Silicon Quantum Computing (SQC), a leader in quantum computing and quantum machine learning, has unveiled Quantum Twins, an application-specific quantum simulator designed to accelerate molecule and materials discovery.
The breakthrough system leverages SQC’s atomic-scale semiconductor manufacturing process, highlighting the precision and scalability of the company’s full-stack quantum computing platform.
Quantum Twins are built from large arrays of qubit registers—quantum dots—patterned on pure silicon with 0.13 nanometer accuracy. This atomic-level precision allows SQC to create custom chips that physically replicate the chemical interactions and physical systems that customers want to analyze.
“This world-first product provides a pathway to simulation of quantum systems that is impossible for classical computers,” the company said.
Quantum Twins enable detailed analysis of magnetism, atomic interactions, and superconductivity, opening doors to novel information storage, low-power electronics, and broad materials discovery. The scientific foundation of the platform, which includes 15,000 qubit registers, was published today in Nature.
The launch comes after rapid expansion of SQC’s manufacturing capabilities. In November 2025, the company demonstrated the ability to pattern 250,000 qubit registers in just eight hours, significantly de-risking the production of commercial-scale, fault-tolerant quantum computers. As a full-stack developer, SQC can now design, produce, and test new quantum chips in under a week, a major advantage in the race for the world’s first commercial quantum computer.

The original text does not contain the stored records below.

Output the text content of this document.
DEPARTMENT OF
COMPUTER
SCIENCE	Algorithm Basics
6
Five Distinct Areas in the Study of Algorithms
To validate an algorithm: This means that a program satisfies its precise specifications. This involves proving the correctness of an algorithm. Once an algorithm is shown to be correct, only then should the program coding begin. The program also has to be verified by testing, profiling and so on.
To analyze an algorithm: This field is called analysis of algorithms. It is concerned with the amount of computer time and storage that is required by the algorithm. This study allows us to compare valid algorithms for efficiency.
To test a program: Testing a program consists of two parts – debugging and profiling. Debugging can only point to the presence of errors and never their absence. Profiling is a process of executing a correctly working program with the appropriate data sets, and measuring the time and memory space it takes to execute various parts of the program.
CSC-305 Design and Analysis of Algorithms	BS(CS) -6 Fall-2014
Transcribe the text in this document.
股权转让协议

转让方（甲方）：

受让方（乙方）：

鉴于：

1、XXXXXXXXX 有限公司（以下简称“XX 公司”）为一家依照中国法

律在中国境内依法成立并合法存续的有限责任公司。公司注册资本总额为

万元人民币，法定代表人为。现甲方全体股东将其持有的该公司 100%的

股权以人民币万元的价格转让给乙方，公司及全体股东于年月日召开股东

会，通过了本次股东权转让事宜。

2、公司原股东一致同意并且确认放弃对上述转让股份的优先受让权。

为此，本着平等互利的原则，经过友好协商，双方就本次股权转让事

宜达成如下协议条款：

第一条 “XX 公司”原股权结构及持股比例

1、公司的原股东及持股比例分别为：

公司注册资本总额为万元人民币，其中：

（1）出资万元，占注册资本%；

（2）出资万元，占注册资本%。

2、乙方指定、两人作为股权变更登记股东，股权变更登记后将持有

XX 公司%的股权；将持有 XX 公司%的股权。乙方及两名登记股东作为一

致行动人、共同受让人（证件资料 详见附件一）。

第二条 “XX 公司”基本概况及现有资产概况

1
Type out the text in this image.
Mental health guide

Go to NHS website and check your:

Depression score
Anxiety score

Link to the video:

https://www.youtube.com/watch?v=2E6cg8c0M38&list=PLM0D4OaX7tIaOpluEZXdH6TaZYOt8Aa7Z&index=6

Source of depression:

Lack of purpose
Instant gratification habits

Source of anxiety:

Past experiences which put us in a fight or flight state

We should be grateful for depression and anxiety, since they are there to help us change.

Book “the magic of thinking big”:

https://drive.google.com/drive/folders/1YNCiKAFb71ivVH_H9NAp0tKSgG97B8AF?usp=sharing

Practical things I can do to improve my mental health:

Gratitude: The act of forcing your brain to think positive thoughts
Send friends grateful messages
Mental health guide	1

SQC Founder and CEO Michelle Simmons said: "Quantum Twins represents a window into the quantum world that customers can use for materials discovery today. The enabler is that we can engineer hundreds of thousands of qubit registers with atomic precision. It's an incredible achievement in semiconductor manufacturing with sub-nanometer accuracy.”
SQC Chair and former ARM CEO Simon Segars added: "Expanding our product offering with the launch of Quantum Twins brings SQC's atomic-scale advantage to the global materials and chemistry sectors. Having demonstrated commercial success with our quantum machine learning system, Watermelon, SQC's latest offering is a definitive signal of our world leading manufacturing precision and scalability.”
SQC debuted its multi-qubit, multi-register processor last month, achieving industry-leading fidelities up to 99.99% and performance that improves as the system scales. The company has also advanced to Stage B of DARPA's Quantum Benchmarking Initiative, and its quantum machine learning system, Watermelon, is already making an impact in telecommunications and defense.